Since you mentioned seaweed, ocean and wetland carbon sinks are together known as blue carbon:

Different species and carbon pathways have different levels of permanence:
https://royalsocietypublishing.org/doi/full/10.1098/rsbl.2018.0236

One group thinks kelp may offer good long-storage potential, basically by floating around until they sink into deep sea canyons and lie there undisturbed for a long time:
https://carboninstitute.org/kelp-and-carbon-sequestration-bringing-terrestrial-carbon-accounting-to-the-deep-sea/

I won’t be answering the OP question but a faster way of trapping carbon than growing anything is to grind/chop all our garden trimmings and uneaten food substances and dump them into the black swamp areas. This way you accelerate the formation of black muck which is carbon gel en route to becoming coal.

It takes a very long time to decompose. In fact, in the very long run, one might expect a fair portion of it to become coal (which we may then elect NOT to use as a combustible fuel).

:dubious:

Let’s assume a mature tree is 20 feet across, which means it covers 314 ft[sup]2[/sup] of ground. A trillion such trees would cover 314,000,000,000,000 ft[sup]2[/sup] of ground. That’s 11.3 million square miles.

The total land area of the earth is 57.3 million square miles. 33% of that is desert, 10% is Antarctica, 8% is arctic tundra, and 37% is already being used for agriculture.

That leaves about 6.9 million square miles of land, a good bit of which is probably not conducive to a thriving arboretum because of human development or other conditions.

Do you see a problem here?

One shot in the dark would be a biofuel producing algae. Great if we can figure it out on a commercial level. It wouldn’t be so much as a carbon sink, but more like a way of getting off of fossil fuels, thus not adding more.

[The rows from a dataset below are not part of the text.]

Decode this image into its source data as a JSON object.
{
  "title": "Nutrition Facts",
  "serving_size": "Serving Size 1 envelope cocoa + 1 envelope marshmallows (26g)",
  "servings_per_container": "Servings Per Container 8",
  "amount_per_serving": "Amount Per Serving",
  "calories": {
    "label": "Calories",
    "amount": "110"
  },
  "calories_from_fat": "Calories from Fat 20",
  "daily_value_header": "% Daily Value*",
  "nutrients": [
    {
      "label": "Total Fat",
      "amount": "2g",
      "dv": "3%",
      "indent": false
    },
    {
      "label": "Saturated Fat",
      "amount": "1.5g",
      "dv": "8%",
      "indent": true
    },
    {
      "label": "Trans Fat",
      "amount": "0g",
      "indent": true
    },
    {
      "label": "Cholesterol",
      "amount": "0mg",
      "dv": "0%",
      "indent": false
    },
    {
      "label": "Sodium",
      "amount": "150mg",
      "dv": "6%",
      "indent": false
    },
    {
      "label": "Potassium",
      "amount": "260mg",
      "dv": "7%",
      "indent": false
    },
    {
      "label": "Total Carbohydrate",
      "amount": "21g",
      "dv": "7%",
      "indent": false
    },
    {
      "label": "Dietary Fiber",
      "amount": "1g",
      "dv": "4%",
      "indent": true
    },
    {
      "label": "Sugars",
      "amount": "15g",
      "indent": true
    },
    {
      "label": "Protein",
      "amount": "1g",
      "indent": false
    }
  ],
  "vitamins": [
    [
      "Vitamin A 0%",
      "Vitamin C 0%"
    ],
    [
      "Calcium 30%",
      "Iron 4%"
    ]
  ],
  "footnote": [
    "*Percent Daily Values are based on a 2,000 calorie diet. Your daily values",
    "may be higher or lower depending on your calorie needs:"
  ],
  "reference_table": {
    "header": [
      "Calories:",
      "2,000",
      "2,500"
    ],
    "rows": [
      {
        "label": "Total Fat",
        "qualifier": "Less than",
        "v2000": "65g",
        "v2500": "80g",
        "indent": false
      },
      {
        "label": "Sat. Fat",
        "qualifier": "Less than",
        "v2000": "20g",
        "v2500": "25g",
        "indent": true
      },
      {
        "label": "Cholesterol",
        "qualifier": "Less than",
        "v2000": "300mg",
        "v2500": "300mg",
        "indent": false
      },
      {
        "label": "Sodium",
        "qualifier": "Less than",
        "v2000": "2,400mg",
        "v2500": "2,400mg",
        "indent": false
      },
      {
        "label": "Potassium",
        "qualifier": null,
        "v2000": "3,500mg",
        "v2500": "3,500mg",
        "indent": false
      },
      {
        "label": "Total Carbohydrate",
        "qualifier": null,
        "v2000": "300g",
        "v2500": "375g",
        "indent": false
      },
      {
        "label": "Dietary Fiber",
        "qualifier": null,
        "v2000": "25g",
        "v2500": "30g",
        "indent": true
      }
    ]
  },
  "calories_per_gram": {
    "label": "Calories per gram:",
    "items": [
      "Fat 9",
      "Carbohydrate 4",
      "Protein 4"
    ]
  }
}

https://www.wthr.com/article/best-way-fight-climate-change-plant-1-trillion-trees

Apparently there is free land to do so.

Yeah, scientists have been working on this for years.

The best method by far is to switch over to carbon neutral energy. But if we’ve already put too much CO2 out there we can use carbon sinks until we transition to a carbon neutral economy, or we can use them to reduce the amount of greenhouse gases to prevent the worst temperature increases.

Its not a permanent solution, but it’ll buy time until we find better solutions.

If we can use vegetation as a carbon sink while we transition to cheaper forms of renewable energy, that is good. In a hundred years the trees may be cut down, and hopefully they’ll have better solutions by then.

Hey! I’m doing my part! I plant trees by the butt-load. But its hard to get stuff to grow where I live.

No problem! Just burn it! :stuck_out_tongue:

We just need to figure out how to make rockets out of wood and shoot them into space.

At a high level, this seems like a solution that would make a material difference. Is anyone/any country actually working on this?

Actually, most wood decomposes in under 100 years, and the CO2 is returned to the atmosphere.

That’s what sounds intuitive to me. Maybe a genetically engineered kelp that forms large carbonate nodules that drop to the bottom of the sea. Or some kind of insanely fast-growing coral.

I guess first we need to figure out how to de-acidify the ocean though. How do we do that?

Reforestation /less desertification has its ownpositive climate change effects. Not just sinking the carbon into the ground.
Ethiopia

Youtube reforestation search
Brazil, Tasmania,Australia, Senegal, and China has many greening and reforestation projects.